Wenn die schlimmsten Befürchtungen wahr werden… // VIXEN: Alone Review

Das Glamcore-Studio VIXEN schafft es mit steter Regelmäßigkeit neue Sterne an den großen, weiten Pornohimmel zu bringen. Sonya Blaze ist eine absolute Newcomerin und bei der Recherche zu dieser Review fiel es mir schwer Informationen zu ihr aufzutreiben. Das hat mich jedoch keineswegs abgeschreckt eine Review zu dieser Szene zu schreiben, denn mir genügte schon die schneebedeckte Bergkulisse auf dem Thumbnail um heiß auf die Szene zu werden.

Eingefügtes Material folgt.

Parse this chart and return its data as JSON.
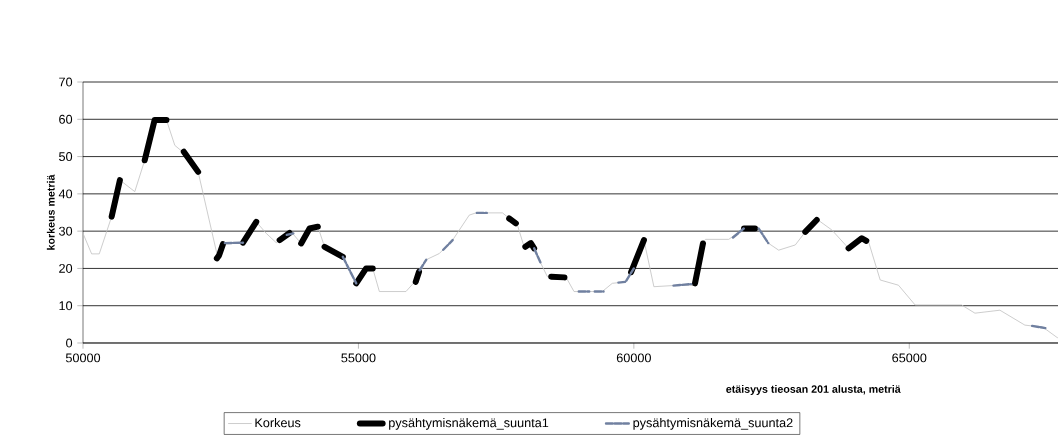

Die Handlung von „Alone“ dreht sich um einen Skiurlaub, bei dem die Protagonistin, gespielt von Sonya Blaze, eigentlich gar nicht so recht dabei sein will. Denn sie ist kein sonderlich großer Freund vom Skifahren an sich und sie weiß, dass Männer sich gerne an sie ranmachen aufgrund ihres sehr guten Aussehens. Der Freund ihrer Freundin, gespielt von Alberto Blanco, fährt ebenfalls nicht gerne Ski und so ist es unvermeidlich, dass die beiden irgendwann nur noch zu zweit sein werden. Anfangs sträubt sich Sonya gegen die Versuchung etwas mit ihm anzufangen, doch schließlich gibt sie nach und lässt sich auf eine Affäre mit Alberto ein. Kann sie das mit ihrem Gewissen vereinbaren?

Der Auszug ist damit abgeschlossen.